Durante o governo do Imperador D. Pedro II, a semeação de ideais de modernização na mentalidade dos indivíduos e o anseio pela “aprovação” britânica, estimularam a criação de leis abolicionistas, que significaram um passo rumo à abolição da escravatura no Brasil e à liberdade negra. Entre elas estavam: a Lei do Ventre Livre (1871), que determinava a liberdade aos filhos de mulheres escravas nascidos a partir da data da lei, porém essa lei não surtiu efeitos práticos, pois só seria concedida a emancipação ao indivíduo, quando este completasse vinte e um anos, e a abolição ocorreu antes desse período. Outra lei foi a de 1831, que permaneceu apenas no papel, nomeada “Lei para inglês ver”, pois a Inglaterra defendia arduamente o fim da escravidão, devido à ocorrência de um surto de inovações tecnológicas: a Revolução Industrial. Com a técnica de produção em larga escala, a potência imperialista almejava mercados consumidores, ou seja, compradores que gerassem lucro à nação, e como a maioria dos escravos não possuía renda suficiente para isso, a Inglaterra optava pelo fim da escravidão. Outra lei foi a Lei Eusébio de Queirós (Bill Aberdeen), que autorizava embarcações inglesas a apreenderem navios tumbeiros, ou seja, proibia o tráfico de escravos, além da Lei dos Sexagenários, que assegurava a alforria aos escravos maiores de sessenta anos. E em treze de maio de 1888, a Lei Áurea, que abolia definitivamente a escravidão no Brasil foi assinada pela filha de D. Pedro II: a Princesa Isabel.

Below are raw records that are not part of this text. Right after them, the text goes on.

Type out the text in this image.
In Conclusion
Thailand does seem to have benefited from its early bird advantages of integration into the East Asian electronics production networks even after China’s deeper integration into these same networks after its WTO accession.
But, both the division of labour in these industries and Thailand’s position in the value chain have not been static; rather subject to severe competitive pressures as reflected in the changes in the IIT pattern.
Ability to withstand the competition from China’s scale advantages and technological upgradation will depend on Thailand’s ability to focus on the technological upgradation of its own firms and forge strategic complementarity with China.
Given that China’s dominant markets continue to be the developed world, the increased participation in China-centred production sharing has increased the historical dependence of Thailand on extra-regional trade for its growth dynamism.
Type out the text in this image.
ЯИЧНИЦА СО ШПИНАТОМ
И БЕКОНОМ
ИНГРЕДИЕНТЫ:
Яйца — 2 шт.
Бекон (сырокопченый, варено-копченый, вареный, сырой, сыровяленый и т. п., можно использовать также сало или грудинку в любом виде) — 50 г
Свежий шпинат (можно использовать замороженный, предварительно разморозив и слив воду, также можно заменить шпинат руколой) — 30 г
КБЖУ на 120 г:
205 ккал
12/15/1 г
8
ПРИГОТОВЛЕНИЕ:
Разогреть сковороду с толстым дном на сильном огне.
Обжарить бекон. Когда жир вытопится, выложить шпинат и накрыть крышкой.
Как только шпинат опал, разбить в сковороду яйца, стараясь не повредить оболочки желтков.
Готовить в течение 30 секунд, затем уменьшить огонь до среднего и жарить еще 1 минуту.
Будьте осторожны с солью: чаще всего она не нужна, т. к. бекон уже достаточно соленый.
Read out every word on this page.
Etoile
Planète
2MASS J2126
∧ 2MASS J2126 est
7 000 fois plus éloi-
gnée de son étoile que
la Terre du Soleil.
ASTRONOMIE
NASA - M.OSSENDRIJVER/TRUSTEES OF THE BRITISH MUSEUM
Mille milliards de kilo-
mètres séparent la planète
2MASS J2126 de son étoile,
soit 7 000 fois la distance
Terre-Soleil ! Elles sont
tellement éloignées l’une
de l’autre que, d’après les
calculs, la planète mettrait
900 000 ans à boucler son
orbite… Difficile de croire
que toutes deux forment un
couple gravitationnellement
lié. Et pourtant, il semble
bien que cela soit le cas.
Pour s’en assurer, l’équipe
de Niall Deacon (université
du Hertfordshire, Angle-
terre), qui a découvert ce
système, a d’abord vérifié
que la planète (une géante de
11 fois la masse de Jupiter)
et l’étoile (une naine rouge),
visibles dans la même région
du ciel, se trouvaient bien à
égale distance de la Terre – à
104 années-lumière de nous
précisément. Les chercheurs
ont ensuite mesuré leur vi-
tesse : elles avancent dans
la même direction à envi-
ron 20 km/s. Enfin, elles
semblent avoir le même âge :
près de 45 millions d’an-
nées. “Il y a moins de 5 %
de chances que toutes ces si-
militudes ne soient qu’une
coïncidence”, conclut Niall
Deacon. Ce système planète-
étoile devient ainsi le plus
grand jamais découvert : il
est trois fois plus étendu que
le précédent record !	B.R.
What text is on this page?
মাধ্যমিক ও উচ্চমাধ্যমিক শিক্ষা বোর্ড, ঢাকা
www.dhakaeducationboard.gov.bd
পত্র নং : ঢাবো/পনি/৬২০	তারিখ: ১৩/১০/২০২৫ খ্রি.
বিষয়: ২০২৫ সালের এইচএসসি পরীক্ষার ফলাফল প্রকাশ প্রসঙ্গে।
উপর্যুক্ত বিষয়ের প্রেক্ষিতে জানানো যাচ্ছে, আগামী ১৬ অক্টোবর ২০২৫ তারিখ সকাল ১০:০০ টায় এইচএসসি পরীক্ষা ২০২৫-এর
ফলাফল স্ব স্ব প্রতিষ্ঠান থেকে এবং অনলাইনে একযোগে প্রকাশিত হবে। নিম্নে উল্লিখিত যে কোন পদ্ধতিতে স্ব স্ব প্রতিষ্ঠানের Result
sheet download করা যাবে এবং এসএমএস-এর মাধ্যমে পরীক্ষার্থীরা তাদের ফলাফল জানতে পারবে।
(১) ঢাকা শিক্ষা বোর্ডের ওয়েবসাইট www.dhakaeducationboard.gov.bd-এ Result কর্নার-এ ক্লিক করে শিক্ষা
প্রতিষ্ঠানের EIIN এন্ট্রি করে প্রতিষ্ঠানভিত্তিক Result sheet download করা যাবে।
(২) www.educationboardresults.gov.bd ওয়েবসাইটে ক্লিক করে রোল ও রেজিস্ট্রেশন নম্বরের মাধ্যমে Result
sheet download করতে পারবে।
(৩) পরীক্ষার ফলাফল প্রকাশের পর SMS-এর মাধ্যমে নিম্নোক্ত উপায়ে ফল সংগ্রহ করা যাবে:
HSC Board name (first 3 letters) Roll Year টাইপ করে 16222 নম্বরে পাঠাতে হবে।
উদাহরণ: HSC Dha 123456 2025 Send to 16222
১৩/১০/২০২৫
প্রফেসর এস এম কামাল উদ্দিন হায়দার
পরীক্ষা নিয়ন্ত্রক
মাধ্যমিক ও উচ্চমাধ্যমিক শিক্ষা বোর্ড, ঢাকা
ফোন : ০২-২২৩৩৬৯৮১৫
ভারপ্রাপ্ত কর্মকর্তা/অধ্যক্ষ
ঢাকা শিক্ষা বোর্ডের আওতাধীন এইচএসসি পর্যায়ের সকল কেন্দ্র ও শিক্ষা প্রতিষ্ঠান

O processo de liberdade oficializado com a assinatura da Lei Áurea não aconteceu do dia para a noite, os cativos lutavam muito por seus direitos, assim como também havia ideais esquerdistas em relação à abolição da escravatura. A liberdade alcançada pelos povos escravizados representou uma importantíssima conquista de gerações negras, remetendo à quebra de barreiras e algemas que os prenderam por mais de trezentos anos aos “superiores” europeus e garantindo o livre arbítrio como seres humanos. Ideais racistas porém, não se extinguiram, na contemporaneidade ainda percebemos o preconceito aplicado aos negros e o pesado fardo da herança histórico-cultural, assim como a precariedade estrutural do período, considerada um obstáculo à liberdade. Além disso, com a liberdade, muitos africanos viram-se livres moralmente de acordo com seu âmbito de crenças e culturas, acarretando numa possível reorganização de identidades. A cultura afrodescendente muito influenciou nos hábitos e costumes brasileiros, proporcionando legados em áreas como a linguagem, a música, a culinária e a religião.
Caso fizéssemos uma analogia entre o conceito de liberdade no Brasil entre o século XIX, e a atualidade, observaríamos que não deixamos de ser escravos em sua totalidade, vivemos em uma era em que estamos submissos a nós mesmos, somos escravos de nossas palavras e atitudes. A abolição da escravatura foi um marco muito importante da nossa história, a escravidão provocou massacres e fragmentou inúmeras vidas, foi um processo definido pela falta de ética e caráter branco, contudo o modelo de sociedade que tanto idealizávamos, ainda não foi alcançado, é essencial que o mundo miscigenado do qual fazemos parte, continue na luta por princípios justos e igualitários, “abolindo” fronteiras preconceituosas e muros que nos afastam de ideais humanos.